On est très loin des japonaises avec lesquelles il suffit de donner deux ou trois coups de gaz pour les mettre à température utilisable. La conséquence c’est que la T3 n’est pas vraiment utilisable pour une « petite course vite fait ».

Confort et tenue de route
A propos de la XJR, j’avais écrit Rien de particulier sur ce plan, la XJR est confortable, pas « très » confortable, mais confortable. C’est répétons le une moto « à l’ancienne » et elle à le bon confort de ce type de machine.
Je dirais peu ou prou la même chose de la Trophy T3 avec en outre l’avantage du carénage.

  • La position est étrange au départ.
    Les guidons sont assez bas, la position est presque sportive un peu en appui sur les poignets. On est assez loin de la position avec le buste presque droit des motos de tourisme. Cette position, étrange au départ donc est assez confortable à l’usage (je mesure 1m85), mais demande de l’habitude.
    Pour quelqu’un habitué à une position plus droite (ce qui est le cas de la XJR et avant on avait une BMW RT..) il faut un temps d’adaptation.
    Mais aujourd’hui je crois que j’aurais du mal à revenir en arrière.
    Cette position semi-courbée empèche de crisper le dos (ce qui m’arrivait parfois avec la XJR et m’est arrivé systématiquement avec la Suzuki DR qui a fait l’intérim le temps de trouver la Triumph)
  • Les repose pieds pilote sont bien placés d’autant que l’extrême douceur de la boite par ailleurs très précise ne nécessite pas d’effort particulier.

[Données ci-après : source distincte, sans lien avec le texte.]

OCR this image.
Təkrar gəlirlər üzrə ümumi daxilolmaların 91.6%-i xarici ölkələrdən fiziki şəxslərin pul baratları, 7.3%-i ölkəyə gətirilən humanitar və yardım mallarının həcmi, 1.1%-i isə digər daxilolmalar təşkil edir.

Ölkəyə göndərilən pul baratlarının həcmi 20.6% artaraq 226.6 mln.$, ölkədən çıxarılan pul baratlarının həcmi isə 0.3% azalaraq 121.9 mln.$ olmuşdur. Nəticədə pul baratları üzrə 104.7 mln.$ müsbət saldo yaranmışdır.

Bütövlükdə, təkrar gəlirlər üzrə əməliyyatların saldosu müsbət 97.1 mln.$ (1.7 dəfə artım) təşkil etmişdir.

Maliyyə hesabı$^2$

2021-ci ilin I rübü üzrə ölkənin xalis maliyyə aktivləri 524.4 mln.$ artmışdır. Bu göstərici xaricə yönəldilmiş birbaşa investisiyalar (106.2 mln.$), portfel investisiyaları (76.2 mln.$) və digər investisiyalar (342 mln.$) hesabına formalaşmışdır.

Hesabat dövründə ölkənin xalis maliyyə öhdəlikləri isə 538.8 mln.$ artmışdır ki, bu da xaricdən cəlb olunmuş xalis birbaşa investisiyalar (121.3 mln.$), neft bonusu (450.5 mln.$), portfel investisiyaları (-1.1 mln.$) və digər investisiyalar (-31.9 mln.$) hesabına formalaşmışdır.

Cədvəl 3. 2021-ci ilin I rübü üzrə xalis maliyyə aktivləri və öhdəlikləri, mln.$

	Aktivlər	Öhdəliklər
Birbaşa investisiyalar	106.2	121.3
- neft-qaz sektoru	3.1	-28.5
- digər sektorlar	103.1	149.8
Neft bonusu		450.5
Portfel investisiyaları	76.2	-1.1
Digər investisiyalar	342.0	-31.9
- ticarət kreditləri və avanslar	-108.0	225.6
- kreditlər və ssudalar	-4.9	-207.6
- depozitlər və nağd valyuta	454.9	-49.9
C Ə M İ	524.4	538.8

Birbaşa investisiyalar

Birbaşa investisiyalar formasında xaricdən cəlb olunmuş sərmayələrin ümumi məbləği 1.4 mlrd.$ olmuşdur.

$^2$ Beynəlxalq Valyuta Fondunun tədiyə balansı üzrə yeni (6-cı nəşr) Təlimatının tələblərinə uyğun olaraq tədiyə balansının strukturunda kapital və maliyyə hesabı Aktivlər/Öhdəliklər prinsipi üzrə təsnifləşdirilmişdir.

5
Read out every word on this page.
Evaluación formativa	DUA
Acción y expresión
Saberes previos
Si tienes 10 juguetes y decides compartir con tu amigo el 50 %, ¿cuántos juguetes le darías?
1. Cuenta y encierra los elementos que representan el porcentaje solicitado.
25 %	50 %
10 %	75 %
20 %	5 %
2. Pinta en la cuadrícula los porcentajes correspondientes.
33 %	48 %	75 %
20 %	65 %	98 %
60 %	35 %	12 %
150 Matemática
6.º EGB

  • Les repose pieds passagers sont bien placés.
  • La selle est bien sans plus (peut-être est-ce que cela vient de l’âge de la mienne, j’envisage de la changer).
    Elle est un peu étroite et pas ultra longue. Plus petite en tous cas que celle très large et longue de la XJR. Le passager est plutôt bien assis, mais du fait de la position du pilote, il est dans une position plus sportive que sur une machine de tourisme classique.
    La tenue avec la poignée, les mains dans le dos n’est jouable qu’aux vitesses lentes. En roulant normalement, le passager est presque obligé de ceinturer le pilote, ce qui peut être pénible parfois (les casques peuvent s’entrechoquer en cas d’accélération ou de freinage violent).
  • Les suspensions sont bien. Elles datent peut-être un peu. La fourche est parfaite, d’autant que son propriétaire précédent avait changé l’huile pour une plus épaisse (ce qui rigidifie la fourche, et j’aime bien ça). L’amortisseur arrière de notre moto doit être fatigué dont il est difficile de porter un jugement impartial dessus, mais en général il n’est pas considéré comme une merveille. L’ensemble est donc confortable mais n’aime pas les route très dégradées. Dans ce cas la Triumph bouge pas mal (le centre de gravité haut doit participer au mouvement).
    Le côté sympa de cette machine (rappel: la notre est réglée un peu dur) c’est qu’elle n’a jamais de réaction vicelarde, c’est une moto très sécurisante.
  • La tenue de route est excellente quelque soit l’usage (tourisme tranquille ou plus rapide). La moto est très rigide, elle ne se dandine pas comme le faisait la XJR dans les grands courbes. Un rail. Contrepartie, la T3 est une moto qui apprécie très peu l’improvisation.
    La position et la stabilité de la machine incite presque à sortir l’arrière train dans les virages, ce qui est original pour une machine orientée tourisme
  • Pour les amateurs de duo (je roule pas mal en duo, soit avec ma compagne soit avec un de mes fils) la moto se comporte très bien, mais je ne dirais pas comme c’était le cas avec la XJR que la moto est meilleure en duo qu’en solo.
    Elle supporte très bien le duo, même sur des longues distances, et le couple du moteur rend la manip agréable et exempte de tout souci, si ce n’est le freinage qui n’est déjà pas faramineux en solo et impose un brin de prudence en duo (mais la prudence, ça ne nuit pas).
  • La maniabilité à basse vitesse est correcte, sans plus (voir plus haut la particularité du centre de gravité haut perché qui provoque parfois des mouvements pendulaires un peu étranges) . Elle s’acquitte de la ville sans vrai problème, mais elle est un peu pataude, avec notamment un rayon de braquage un peu grand.